A Panamanian judge has ordered the arrest of former Nicaraguan President Arnoldo Aleman on charges of money laundering, citing evidence that he used Panamanian accounts to embezzle his own government's funds.
Aleman, who led Nicaragua from 1997 until 2002, and several of his associates, were accused by Panama's anti-corruption prosecutor, Mercedes de Leon, at a preliminary hearing last week of using some 60 Panamanian companies to conceal the transfer of more than US$58 million from the Nicaraguan Treasury into Panamanian bank accounts.
Judge Adolfo Mejia wrote on May 15 that were also "sufficient indications of links" between Aleman, his wife, Maria Fernanda Flores de Aleman, her father, Jose Antonio Flores, and former Nicaraguan internal revenue chief Byron Jerez.
However the judge found insufficient evidence to take seven other close associates of Aleman to trial on the same charges.
Aleman has already faced corruption charges in his own country and in December 2002 he was sentenced to a twenty-year prison term for a string of crimes including money laundering and embezzlement.

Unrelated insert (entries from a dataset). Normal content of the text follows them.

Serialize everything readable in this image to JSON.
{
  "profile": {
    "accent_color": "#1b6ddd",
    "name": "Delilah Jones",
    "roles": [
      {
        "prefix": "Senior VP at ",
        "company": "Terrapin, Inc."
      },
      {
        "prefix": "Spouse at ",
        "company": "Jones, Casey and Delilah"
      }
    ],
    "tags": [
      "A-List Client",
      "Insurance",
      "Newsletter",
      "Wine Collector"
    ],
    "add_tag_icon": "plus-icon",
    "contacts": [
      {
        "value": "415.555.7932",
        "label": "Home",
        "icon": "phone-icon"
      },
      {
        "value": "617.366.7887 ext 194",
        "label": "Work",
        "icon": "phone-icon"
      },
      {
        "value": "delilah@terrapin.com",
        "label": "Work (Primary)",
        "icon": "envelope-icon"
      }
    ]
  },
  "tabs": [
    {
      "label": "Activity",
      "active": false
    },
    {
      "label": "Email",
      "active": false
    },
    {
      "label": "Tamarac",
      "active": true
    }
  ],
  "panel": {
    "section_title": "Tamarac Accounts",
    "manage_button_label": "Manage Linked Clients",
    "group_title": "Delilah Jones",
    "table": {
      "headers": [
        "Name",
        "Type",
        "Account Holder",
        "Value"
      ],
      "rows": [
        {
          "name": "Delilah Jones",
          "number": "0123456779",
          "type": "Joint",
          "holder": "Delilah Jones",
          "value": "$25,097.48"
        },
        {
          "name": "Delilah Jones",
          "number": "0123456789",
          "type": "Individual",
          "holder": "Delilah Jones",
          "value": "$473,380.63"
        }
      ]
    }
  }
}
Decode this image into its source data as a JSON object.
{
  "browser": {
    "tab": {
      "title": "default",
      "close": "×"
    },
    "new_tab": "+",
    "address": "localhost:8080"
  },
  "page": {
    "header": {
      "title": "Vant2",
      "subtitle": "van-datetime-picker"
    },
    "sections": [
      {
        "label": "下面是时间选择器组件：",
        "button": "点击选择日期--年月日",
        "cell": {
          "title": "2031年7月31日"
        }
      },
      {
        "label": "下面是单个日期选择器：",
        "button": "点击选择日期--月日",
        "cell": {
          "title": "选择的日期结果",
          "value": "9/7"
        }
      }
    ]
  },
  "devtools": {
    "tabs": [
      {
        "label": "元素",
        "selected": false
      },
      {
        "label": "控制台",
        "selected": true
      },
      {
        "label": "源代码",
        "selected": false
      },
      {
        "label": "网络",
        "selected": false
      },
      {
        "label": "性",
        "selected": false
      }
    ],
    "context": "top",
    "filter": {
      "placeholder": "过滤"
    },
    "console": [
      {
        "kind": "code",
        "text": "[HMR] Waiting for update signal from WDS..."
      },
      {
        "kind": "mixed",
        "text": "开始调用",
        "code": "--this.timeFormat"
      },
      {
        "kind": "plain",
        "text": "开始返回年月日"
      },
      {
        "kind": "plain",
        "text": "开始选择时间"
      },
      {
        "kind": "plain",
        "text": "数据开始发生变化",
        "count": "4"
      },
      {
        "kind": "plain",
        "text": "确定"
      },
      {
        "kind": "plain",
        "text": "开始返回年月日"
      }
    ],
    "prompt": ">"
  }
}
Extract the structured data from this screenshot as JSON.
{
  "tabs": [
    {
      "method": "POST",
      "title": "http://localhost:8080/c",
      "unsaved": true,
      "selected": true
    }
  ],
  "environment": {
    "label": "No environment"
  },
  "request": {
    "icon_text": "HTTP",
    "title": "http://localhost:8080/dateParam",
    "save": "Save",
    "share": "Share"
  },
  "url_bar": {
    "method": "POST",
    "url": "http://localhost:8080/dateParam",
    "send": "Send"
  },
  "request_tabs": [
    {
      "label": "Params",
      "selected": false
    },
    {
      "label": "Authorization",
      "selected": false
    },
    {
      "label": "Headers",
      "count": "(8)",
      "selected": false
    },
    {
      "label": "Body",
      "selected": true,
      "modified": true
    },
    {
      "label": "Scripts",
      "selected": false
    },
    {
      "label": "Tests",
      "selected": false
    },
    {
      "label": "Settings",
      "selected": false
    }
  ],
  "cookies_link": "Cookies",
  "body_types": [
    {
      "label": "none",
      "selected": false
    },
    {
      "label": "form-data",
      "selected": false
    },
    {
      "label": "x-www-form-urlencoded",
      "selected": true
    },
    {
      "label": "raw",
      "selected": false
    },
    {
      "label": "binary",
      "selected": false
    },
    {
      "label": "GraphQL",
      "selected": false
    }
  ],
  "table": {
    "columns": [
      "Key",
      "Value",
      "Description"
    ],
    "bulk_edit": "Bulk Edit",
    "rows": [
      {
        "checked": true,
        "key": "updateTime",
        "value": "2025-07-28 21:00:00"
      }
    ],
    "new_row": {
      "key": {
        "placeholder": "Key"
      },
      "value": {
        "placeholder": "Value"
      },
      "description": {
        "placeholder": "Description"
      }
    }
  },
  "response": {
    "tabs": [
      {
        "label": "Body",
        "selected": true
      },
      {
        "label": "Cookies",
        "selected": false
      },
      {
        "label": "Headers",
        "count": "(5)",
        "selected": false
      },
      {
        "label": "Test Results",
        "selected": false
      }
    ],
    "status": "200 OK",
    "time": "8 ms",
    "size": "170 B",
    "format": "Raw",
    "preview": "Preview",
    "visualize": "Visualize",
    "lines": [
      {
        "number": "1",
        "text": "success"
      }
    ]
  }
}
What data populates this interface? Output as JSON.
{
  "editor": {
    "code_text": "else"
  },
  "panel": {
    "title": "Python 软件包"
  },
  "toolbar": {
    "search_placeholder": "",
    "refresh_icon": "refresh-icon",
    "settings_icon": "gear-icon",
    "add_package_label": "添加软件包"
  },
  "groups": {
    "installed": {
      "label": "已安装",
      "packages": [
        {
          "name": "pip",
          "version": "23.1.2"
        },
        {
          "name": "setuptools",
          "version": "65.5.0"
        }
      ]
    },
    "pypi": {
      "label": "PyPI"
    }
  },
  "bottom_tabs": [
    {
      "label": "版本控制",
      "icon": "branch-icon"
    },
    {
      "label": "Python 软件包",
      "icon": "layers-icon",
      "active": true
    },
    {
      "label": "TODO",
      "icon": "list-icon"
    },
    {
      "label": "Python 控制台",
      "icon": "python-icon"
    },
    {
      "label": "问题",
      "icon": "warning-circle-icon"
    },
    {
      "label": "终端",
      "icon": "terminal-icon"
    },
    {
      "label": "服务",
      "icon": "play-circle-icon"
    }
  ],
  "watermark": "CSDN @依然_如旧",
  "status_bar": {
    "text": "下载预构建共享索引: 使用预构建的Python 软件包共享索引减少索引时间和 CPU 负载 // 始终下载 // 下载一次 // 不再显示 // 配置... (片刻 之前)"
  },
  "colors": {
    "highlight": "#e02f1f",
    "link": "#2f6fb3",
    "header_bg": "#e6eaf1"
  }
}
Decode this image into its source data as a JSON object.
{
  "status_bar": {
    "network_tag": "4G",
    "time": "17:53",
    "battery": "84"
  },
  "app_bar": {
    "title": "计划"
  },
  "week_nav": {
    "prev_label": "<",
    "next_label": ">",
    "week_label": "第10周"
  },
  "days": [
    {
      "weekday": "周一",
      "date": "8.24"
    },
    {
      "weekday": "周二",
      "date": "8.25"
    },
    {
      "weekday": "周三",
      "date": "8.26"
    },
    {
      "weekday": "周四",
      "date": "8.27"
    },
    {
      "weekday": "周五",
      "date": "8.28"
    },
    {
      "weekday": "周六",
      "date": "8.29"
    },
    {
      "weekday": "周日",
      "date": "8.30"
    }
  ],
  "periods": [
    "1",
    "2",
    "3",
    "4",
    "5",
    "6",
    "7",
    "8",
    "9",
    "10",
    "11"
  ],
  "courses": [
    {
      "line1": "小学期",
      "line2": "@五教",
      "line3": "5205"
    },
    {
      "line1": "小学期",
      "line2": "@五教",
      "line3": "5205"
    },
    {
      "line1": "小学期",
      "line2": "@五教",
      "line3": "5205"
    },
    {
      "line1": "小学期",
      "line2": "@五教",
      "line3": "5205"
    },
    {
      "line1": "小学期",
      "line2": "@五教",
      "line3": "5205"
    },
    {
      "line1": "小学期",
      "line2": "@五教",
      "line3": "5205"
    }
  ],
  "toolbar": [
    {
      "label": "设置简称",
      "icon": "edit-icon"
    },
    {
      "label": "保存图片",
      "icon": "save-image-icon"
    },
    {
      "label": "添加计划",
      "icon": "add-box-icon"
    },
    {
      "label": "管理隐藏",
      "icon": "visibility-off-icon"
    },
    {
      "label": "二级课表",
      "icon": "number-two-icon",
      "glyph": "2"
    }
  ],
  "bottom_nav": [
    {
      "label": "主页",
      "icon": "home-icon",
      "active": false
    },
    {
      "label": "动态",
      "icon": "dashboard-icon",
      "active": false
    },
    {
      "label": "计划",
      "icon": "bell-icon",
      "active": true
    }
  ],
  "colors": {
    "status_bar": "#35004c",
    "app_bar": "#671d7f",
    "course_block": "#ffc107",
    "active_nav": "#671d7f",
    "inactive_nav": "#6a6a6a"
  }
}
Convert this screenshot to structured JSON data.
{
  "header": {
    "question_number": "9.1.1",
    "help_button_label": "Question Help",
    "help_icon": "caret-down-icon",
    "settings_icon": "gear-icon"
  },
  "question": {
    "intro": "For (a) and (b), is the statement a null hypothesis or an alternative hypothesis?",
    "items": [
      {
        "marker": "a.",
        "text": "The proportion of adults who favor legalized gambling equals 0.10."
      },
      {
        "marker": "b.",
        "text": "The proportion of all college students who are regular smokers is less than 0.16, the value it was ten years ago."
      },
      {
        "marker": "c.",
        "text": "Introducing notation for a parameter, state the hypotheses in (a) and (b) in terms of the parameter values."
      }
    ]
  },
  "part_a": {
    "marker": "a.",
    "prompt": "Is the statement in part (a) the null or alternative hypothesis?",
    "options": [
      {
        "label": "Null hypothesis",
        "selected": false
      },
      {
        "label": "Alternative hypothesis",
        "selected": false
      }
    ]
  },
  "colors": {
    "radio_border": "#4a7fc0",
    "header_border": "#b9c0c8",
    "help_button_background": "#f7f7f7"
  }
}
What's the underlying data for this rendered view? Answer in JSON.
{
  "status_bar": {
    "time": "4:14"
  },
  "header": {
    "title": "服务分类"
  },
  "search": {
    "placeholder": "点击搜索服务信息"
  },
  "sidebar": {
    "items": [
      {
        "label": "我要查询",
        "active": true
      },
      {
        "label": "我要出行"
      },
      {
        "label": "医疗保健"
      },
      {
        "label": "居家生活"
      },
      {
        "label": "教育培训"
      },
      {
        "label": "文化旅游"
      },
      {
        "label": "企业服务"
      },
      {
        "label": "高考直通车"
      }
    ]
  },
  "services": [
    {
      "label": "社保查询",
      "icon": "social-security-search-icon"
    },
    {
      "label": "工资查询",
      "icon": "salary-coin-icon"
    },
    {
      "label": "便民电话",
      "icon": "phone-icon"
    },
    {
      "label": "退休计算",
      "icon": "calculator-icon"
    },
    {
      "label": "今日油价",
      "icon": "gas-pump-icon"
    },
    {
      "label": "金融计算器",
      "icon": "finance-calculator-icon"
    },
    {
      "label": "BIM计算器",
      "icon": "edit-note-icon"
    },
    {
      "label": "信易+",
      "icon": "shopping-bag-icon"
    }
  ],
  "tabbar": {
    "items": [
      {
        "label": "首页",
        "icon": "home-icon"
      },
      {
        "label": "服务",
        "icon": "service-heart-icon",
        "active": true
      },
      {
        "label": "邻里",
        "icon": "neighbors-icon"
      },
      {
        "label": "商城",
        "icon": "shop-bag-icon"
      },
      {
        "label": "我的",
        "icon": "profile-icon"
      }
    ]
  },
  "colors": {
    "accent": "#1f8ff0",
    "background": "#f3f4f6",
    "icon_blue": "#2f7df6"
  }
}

The sentence was however reduced to house arrest thanks to the influence of Liberal Party loyalists in parliament, and he is now theoretically on probation while he appeals the corruption convictions.
However, the lack of an extradition treaty between Panama and Nicaragua may reduce the chances that Aleman will stand trial in a Panamanian court over the latest allegations.